Malaysia Airlines flight 17 was traveling from Amsterdam to Kuala Lumpur on July
17, 2014, when it was hit by a surface-to-air missile over eastern Ukraine,
during the conflict between pro-Russia rebels and Ukrainian forces in the
region. All 298 passengers on board were killed, among them 196 Dutch citizens.
In November 2022, a Dutch court found guilty of murder and sentenced (in
absentia) to life imprisonment Russian nationals Igor Girkin, Sergey Dubinskiy
and Ukrainian national Leonid Kharchenko.
Girkin, a pro-war Russian nationalist, was also sentenced by Russia to four
years on charges of inciting extremism after complaining too much about
President Vladimir Putin’s leadership of the war against Ukraine.
The Dutch court also confirmed a previous Dutch-led joint international
investigation concluded in 2018 that the airliner was downed by a surface-to-air
missile launched from pro-Russian separatist-controlled territory in Eastern
Ukraine.
In January 2023, a Dutch court ruled that the Netherlands could bring a case
before the European Court of Human Rights over the downing of the flight. It
argued that Russia was responsible for the crash, due to its support for the
self-proclaimed republics of Luhansk and Donetsk.
Russian authorities have repeatedly denied any involvement in the attack.
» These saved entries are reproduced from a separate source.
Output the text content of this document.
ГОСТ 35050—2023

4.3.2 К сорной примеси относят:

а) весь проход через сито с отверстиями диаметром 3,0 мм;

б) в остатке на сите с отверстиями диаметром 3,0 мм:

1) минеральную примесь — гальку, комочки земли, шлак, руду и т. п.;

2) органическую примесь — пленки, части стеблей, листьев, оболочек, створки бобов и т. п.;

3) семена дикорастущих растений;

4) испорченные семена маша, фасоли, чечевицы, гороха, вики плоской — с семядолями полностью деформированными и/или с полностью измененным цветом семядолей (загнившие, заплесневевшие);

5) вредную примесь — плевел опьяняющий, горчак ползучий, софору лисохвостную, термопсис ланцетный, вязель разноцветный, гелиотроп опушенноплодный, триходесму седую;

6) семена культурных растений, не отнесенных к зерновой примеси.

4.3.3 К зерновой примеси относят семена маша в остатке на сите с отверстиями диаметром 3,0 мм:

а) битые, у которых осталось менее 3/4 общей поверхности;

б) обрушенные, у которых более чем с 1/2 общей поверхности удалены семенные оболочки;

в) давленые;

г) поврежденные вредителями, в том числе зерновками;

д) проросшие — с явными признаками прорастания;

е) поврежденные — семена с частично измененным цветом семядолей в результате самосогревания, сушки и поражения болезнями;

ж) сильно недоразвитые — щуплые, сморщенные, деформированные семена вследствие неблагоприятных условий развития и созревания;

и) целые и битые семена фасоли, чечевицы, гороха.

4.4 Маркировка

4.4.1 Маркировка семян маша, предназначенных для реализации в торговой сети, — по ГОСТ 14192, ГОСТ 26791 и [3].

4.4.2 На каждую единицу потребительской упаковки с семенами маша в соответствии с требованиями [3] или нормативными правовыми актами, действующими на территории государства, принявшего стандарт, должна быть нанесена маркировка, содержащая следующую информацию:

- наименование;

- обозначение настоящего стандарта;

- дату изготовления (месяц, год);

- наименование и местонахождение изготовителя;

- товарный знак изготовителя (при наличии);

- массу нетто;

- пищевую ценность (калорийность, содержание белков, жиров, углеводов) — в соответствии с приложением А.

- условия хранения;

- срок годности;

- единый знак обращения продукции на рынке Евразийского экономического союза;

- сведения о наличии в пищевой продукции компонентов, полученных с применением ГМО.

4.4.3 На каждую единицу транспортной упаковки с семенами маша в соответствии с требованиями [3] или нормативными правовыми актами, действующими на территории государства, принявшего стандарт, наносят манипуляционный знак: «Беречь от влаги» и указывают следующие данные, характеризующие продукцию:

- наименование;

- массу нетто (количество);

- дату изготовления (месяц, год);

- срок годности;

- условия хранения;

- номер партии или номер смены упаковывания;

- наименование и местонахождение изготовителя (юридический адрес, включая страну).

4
The United Nations Aviation Council found Russia responsible for downing the
plane in May, stating that it failed to uphold its obligations under
international air law, which requires that states “refrain from resorting to the
use of weapons against civil aircraft in flight.”
The ECHR, an international court of the Council of Europe, stated that it had
jurisdiction to rule on complaints concerning events that occurred before Sept.
16, 2022, when Russia was excluded from the organization.